There's a related question: In space can the difference in temperature between the inside and outside, provide useful energy?

The problem with that one is that it relies on the concept of "hot inside" and using space as the heat sink - while there are sources (like the Sun) which would pretty much heat up the "outside" more than the "inside", and generally a range of other problems.

Now, there should be a much simpler way of exploiting heat transfer: Let's take a pad of Peltier cells, with the side exposed to the Sun, with highly absorbent coating, and an array of radiators of high emmissivity on the "dark side".

The basic problem on Earth is the "ambient temperature" - about as much heat as is radiated out of the "cooled side" is returned to it by radiating Earth, and balanced out by convection+conduction of heat from air.
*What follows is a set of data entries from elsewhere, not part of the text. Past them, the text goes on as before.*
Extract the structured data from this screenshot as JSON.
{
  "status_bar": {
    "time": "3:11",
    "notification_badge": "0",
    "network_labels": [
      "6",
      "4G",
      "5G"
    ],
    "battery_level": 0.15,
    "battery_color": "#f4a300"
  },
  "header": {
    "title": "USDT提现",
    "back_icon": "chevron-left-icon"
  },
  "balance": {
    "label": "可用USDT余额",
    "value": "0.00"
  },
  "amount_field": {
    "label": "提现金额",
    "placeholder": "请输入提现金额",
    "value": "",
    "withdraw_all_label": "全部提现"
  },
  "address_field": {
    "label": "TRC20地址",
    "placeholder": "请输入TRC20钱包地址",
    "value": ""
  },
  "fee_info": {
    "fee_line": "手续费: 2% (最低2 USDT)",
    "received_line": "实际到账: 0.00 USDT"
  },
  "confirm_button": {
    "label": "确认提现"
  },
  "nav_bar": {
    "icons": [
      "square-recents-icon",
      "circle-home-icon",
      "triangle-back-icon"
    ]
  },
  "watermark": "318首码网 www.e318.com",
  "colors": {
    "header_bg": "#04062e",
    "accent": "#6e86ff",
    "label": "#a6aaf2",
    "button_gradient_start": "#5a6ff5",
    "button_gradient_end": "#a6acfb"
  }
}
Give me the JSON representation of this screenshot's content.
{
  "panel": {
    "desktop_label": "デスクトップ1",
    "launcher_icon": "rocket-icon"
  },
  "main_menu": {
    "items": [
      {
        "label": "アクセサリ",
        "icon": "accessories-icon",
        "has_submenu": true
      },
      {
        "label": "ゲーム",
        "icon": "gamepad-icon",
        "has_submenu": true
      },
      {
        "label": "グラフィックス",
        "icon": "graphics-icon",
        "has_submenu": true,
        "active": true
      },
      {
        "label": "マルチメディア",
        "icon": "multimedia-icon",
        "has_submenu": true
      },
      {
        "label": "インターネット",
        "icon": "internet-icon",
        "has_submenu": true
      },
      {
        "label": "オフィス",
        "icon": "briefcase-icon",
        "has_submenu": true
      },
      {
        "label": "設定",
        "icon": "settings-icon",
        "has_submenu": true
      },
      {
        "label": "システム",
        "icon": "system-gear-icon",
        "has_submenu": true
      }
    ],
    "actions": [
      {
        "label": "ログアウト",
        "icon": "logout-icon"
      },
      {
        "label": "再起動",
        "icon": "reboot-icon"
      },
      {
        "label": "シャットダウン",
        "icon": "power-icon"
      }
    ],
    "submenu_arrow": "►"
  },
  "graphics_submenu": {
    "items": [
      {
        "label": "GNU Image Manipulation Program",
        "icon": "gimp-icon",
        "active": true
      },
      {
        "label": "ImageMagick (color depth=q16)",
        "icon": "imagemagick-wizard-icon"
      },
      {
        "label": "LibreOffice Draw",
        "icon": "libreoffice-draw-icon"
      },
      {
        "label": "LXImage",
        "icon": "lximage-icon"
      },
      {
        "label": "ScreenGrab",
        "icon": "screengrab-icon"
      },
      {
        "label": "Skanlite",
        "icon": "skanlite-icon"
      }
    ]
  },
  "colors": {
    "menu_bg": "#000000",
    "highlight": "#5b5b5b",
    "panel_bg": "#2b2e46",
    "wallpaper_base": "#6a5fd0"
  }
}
In space, there's Cosmic Microwave Background (CMB) which, if I understand correctly, is fairly weak. There is no convection but radiation is fairly efficient. That means considerable amounts of heat could be transferred from the Sun side to the "outer space" side, at least as long as we remain relatively near to the Sun.

Of course such heat transfer could be exploited through any energy source that exploits heat transfer - like a Peltier cell, or even if you're willing to go that far, through a Stirling engine.

Now, how would such systems fare against "tried old" photovoltaic cells? Could someone throw some numbers at me, comparing what we could expect from the same surface/mass/price of one versus the other?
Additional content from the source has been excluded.